Converging Better Response Dynamics in Sender-Receiver Games

We consider information transmission between a sender, who has finitely many types, and a receiver, who must choose a decision in a real interval. The payoffs depend on the sender’s type and the receiver’s decision. We assume that the payoff functions are well-behaved. We characterize the pure strategy perfect Bayesian equilibrium outcomes as incentive-compatible partitions of the sender’s types. We propose an algorithm, which starts from the finest partition. Then, at every step, if the current partition is not incentive compatible, a random type of the sender improves its payoff, and the receiver best responds. We show that every possible run of the algorithm converges to a unique incentive-compatible partition ${\mathrm{\Pi }}_{*}$. This partition ${\mathrm{\Pi }}_{*}$ is such that any partition with more cells than ${\mathrm{\Pi }}_{*}$ is not incentive compatible, so the algorithm determines to which extent information transmission can be effective.
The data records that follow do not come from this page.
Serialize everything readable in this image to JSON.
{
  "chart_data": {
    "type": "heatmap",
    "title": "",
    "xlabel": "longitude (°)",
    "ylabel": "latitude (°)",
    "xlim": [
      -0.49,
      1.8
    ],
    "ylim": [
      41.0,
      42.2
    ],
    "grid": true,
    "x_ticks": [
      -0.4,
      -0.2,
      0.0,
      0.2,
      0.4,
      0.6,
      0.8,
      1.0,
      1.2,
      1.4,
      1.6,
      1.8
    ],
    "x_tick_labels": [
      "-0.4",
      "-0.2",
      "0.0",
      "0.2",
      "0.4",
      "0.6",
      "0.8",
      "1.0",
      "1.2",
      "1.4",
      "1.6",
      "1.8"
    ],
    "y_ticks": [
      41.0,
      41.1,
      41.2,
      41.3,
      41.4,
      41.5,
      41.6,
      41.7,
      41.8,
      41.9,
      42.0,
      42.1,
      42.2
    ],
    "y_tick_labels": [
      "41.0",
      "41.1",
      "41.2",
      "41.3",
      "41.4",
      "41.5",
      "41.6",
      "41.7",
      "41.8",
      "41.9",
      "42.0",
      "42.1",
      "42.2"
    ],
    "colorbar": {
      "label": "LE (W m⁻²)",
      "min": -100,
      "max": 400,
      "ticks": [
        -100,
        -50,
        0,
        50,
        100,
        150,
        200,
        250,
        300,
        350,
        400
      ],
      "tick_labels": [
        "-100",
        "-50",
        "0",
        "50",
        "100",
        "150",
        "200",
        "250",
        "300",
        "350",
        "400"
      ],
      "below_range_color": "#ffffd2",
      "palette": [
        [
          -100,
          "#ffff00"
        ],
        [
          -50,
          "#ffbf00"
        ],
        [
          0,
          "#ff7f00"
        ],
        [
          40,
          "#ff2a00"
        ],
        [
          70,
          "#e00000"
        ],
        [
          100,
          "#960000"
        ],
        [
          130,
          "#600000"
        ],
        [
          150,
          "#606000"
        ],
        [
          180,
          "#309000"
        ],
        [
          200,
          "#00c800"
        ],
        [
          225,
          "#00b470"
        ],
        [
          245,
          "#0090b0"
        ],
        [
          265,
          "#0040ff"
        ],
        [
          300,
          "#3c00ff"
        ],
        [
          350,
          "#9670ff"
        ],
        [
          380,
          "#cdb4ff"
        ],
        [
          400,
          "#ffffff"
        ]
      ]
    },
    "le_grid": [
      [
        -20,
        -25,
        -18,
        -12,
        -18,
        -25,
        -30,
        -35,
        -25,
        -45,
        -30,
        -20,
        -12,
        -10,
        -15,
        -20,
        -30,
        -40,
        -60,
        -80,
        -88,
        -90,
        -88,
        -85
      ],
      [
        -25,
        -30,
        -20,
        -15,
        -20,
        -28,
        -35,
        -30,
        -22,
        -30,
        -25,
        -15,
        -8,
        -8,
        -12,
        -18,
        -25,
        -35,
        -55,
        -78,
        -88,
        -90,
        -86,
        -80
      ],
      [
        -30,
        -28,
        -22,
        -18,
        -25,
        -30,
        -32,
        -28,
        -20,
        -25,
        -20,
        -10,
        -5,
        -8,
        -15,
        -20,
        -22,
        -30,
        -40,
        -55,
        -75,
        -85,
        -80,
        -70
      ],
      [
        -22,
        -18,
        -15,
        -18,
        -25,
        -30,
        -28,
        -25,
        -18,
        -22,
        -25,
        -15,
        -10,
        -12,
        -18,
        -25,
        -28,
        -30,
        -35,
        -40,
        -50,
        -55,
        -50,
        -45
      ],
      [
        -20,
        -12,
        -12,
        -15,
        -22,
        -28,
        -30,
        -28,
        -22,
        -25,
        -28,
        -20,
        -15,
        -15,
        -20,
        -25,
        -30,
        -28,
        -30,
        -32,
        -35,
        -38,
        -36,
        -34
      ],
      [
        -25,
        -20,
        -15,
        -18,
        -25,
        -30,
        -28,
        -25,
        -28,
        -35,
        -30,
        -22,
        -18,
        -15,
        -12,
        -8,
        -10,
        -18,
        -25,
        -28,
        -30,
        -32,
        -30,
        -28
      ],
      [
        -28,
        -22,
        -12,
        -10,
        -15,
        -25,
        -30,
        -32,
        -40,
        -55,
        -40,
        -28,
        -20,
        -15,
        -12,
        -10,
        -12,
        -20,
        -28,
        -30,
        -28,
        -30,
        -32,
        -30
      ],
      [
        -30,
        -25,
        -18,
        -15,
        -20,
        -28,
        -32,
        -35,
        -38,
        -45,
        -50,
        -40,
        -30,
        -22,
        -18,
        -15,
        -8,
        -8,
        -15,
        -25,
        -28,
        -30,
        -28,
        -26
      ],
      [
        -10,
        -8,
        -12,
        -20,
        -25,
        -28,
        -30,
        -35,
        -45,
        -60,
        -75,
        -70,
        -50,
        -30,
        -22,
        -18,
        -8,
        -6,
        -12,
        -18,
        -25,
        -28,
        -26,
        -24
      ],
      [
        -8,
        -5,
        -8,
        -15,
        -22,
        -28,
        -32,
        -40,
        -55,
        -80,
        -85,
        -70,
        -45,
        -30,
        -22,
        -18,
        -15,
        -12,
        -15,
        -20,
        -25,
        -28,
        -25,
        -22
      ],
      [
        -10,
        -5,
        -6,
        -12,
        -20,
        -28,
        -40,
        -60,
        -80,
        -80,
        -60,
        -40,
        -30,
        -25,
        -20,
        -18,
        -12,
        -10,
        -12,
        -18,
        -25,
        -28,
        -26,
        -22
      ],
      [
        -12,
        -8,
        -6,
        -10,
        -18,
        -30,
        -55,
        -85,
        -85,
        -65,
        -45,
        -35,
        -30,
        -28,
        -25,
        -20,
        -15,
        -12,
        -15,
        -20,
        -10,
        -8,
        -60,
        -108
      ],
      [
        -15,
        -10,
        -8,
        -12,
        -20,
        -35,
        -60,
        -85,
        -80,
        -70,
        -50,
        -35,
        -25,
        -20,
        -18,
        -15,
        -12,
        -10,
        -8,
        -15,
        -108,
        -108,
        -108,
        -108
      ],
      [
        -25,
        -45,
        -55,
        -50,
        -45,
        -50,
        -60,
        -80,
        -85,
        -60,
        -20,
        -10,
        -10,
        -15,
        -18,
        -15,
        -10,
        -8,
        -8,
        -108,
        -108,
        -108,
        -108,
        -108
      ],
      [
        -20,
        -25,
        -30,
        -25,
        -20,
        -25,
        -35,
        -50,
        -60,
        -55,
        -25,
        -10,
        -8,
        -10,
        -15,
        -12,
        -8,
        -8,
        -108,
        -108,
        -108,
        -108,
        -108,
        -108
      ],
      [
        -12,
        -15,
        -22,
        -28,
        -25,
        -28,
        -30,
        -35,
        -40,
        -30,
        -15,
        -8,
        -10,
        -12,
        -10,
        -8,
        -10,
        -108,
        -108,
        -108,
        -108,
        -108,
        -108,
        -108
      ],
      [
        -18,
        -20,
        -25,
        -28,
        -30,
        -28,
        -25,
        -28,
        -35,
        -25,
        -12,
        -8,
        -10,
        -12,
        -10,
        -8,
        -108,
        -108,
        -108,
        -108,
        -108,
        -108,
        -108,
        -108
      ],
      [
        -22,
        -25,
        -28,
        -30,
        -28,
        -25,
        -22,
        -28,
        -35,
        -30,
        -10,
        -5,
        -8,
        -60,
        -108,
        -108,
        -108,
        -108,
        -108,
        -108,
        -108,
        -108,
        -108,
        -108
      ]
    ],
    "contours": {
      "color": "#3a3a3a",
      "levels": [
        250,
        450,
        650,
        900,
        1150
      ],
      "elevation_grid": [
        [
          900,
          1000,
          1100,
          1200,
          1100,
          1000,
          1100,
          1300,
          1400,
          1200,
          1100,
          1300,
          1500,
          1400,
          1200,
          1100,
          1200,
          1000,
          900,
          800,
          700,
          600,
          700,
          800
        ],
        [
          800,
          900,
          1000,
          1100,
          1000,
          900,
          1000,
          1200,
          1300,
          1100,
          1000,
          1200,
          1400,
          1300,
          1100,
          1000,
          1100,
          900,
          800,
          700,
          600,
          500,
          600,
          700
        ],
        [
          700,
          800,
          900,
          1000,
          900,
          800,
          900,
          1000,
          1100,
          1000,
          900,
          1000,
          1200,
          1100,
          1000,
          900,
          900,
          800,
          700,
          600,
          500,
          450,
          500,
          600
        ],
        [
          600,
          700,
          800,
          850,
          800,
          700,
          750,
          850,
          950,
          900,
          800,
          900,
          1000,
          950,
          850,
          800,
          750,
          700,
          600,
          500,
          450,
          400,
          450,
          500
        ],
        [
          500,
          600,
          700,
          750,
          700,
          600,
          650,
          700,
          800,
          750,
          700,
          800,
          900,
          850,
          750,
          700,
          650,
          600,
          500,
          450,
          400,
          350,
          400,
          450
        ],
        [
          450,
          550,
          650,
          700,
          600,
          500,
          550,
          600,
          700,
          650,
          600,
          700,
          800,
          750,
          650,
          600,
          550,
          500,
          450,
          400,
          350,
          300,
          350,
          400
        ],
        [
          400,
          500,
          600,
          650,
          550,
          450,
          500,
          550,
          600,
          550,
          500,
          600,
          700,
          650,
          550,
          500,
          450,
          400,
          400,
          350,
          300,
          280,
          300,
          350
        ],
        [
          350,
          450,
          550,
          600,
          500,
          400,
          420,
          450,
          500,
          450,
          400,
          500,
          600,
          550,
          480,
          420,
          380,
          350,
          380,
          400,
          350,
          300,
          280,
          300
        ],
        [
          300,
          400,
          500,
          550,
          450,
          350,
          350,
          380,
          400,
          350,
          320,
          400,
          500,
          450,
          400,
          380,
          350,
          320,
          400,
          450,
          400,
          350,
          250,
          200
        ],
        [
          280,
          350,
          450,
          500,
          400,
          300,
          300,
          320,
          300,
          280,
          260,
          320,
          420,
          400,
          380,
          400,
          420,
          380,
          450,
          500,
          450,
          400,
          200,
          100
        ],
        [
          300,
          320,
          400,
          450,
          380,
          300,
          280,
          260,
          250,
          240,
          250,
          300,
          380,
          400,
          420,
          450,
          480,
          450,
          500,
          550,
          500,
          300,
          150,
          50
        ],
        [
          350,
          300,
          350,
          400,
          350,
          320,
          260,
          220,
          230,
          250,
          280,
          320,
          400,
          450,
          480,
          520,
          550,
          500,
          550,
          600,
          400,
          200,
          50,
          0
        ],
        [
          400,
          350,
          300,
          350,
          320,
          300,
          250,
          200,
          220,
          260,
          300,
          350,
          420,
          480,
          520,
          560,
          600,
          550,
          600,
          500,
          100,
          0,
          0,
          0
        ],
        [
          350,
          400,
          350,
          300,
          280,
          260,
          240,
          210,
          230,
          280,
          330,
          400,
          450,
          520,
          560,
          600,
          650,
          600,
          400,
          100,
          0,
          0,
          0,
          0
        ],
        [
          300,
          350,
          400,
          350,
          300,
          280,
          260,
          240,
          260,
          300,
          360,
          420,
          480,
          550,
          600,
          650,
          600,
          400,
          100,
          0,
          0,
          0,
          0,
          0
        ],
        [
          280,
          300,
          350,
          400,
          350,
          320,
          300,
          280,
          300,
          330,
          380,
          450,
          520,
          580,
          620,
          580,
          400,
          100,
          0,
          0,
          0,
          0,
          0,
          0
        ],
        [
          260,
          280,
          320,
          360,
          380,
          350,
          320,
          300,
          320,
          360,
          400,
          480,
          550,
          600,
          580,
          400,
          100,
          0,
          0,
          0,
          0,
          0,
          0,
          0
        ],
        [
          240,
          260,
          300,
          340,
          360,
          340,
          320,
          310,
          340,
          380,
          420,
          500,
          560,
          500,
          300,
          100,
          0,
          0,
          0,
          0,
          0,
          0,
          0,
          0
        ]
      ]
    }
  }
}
The partition ${\mathrm{\Pi }}_{*}$ also satisfies some refinement criteria for perfect Bayesian equilibria in sender-receiver games. Furthermore, in a discrete version of a popular class of examples (namely, if the sender’s type is uniformly distributed and payoff functions are quadratic, with a constant upward bias for the sender), ${\mathrm{\Pi }}_{*}$ ex ante Pareto dominates every other incentive-compatible partition.